Growth strategy and competitive position

  • Growth approach:
    • Build scale across private duty services, adult home health, and hospice to increase density, improve staffing, and broaden referral and payer relationships.
    • Expand through acquisitions: tuck-ins to increase density in existing markets and larger targets for new markets.
    • Cross-sell enteral services to PDN and home care patients and reinvest in the platform to improve efficiency and support value-based care arrangements.
  • Competitive strengths:
    • National platform with proven acquisition and integration capabilities (IMO as a differentiator).
    • Scale advantages that support higher nurse supply, improved staffing, stronger referral performance, and deeper payer partnerships.
    • Data and reporting capabilities to demonstrate value to payers.
    • Government affairs and regulatory engagement to address labor and reimbursement issues.
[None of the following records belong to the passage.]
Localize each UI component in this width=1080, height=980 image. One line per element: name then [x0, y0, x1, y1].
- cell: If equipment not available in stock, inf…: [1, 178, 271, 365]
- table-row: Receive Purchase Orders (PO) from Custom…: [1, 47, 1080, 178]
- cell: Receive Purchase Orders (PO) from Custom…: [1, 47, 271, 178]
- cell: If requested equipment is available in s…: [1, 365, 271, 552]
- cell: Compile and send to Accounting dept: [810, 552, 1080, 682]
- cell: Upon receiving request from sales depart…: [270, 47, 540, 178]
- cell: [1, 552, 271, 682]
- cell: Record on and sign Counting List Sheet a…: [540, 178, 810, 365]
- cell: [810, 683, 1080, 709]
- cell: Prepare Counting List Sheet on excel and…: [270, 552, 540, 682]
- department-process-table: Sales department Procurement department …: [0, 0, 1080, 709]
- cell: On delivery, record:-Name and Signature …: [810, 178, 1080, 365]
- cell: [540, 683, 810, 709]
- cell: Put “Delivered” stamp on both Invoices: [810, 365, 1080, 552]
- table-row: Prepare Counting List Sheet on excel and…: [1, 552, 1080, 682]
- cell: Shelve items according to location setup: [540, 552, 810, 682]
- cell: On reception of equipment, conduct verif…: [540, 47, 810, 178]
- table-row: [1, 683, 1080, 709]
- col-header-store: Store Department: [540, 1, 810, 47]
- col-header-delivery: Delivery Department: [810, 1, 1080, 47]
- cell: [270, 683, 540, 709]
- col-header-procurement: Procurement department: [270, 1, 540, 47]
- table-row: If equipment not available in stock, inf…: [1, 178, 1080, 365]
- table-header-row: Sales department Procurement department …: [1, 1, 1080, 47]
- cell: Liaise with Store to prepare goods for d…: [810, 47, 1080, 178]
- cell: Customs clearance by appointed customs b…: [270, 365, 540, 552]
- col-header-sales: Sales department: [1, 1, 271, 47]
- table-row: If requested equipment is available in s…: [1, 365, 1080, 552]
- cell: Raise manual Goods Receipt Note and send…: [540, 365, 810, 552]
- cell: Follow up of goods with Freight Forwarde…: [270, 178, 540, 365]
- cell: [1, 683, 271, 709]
Patients, providers, and reimbursement context

  • Reimbursement:
    • Revenue is driven largely by government programs: Medicare for adult home health and hospice; Medicaid for pediatric PDN and related services. Managed care/MCO involvement is growing.
    • Reimbursement rates are set at federal and state levels and are affected by policy changes and payment reform.
    • The company pursues value-based arrangements with payers and focuses on cost management and operational efficiency.
  • Regulatory and quality framework:
    • Operates under federal and state requirements for Medicare/Medicaid participation, licensing, accreditation, anti-fraud laws (False Claims Act, Stark Law, Anti-Kickback Statute), privacy/security rules (HIPAA and state laws), and EVV mandates.
    • Uses quality reporting and performance data (OASIS, CMS measures, patient satisfaction) to support reimbursement and market positioning.
  • Labor and operations:
    • Labor-intensive model with competition for qualified clinicians (LPNs, RNs) and potential labor cost pressure.
    • Maintains training and compliance programs and reports a track record of patient safety with comparatively low injury rates relative to hours of service.

Financial snapshot highlights

  • Indebtedness and liquidity:
    • Total outstanding indebtedness: approximately $1,487 million as of January 3, 2026 (Senior Secured Credit Facilities and securitization facilities).
    • Revolving credit facility availability: approximately $225.5 million.
    • Securitization facility availability: approximately $110.0 million.
  • Debt profile:
    • Debt facilities include restrictive covenants and exposure to interest rate risk from variable-rate (SOFR-based) debt, with hedges in place to cap some exposure.
  • Acquisitions and integration pace:
    • 18 acquisitions completed and integrated since 2017; Thrive acquisition included in 2025 activity.

Operational and strategic notes

  • Customer and payer relationships:
    • More than 1,500 payers across 38 states, reflecting broad payer diversity and a mix of Medicaid, Medicare, MCOs, and private payers.
    • Long-standing relationships with referral sources (physicians, hospitals, families) and payer partners, supported by data-driven quality and outcomes.
  • Compliance and risk management:
    • Comprehensive ethics and compliance program with training, audits, and a confidential reporting channel.
    • Focus on reducing readmissions and improving outcomes, with performance visibility through public quality data sites.

Core activities summarized

  • Provides home-based health services across three segments: private duty (PDN and pediatric therapy), adult home health and hospice, and medical supplies/enteral nutrition.
  • Serves medically complex pediatric and adult populations in the home to deliver higher-quality care at lower overall cost.
  • Operates at national scale with significant acquisition activity and a centralized platform to integrate operations, technology, and governance.
  • Engages a large and diverse set of payers and referral sources and participates in evolving value-based and managed-care reimbursement models.
  • Invests in technology, data reporting, compliance, and training to support scalable growth, improved outcomes, and payer value.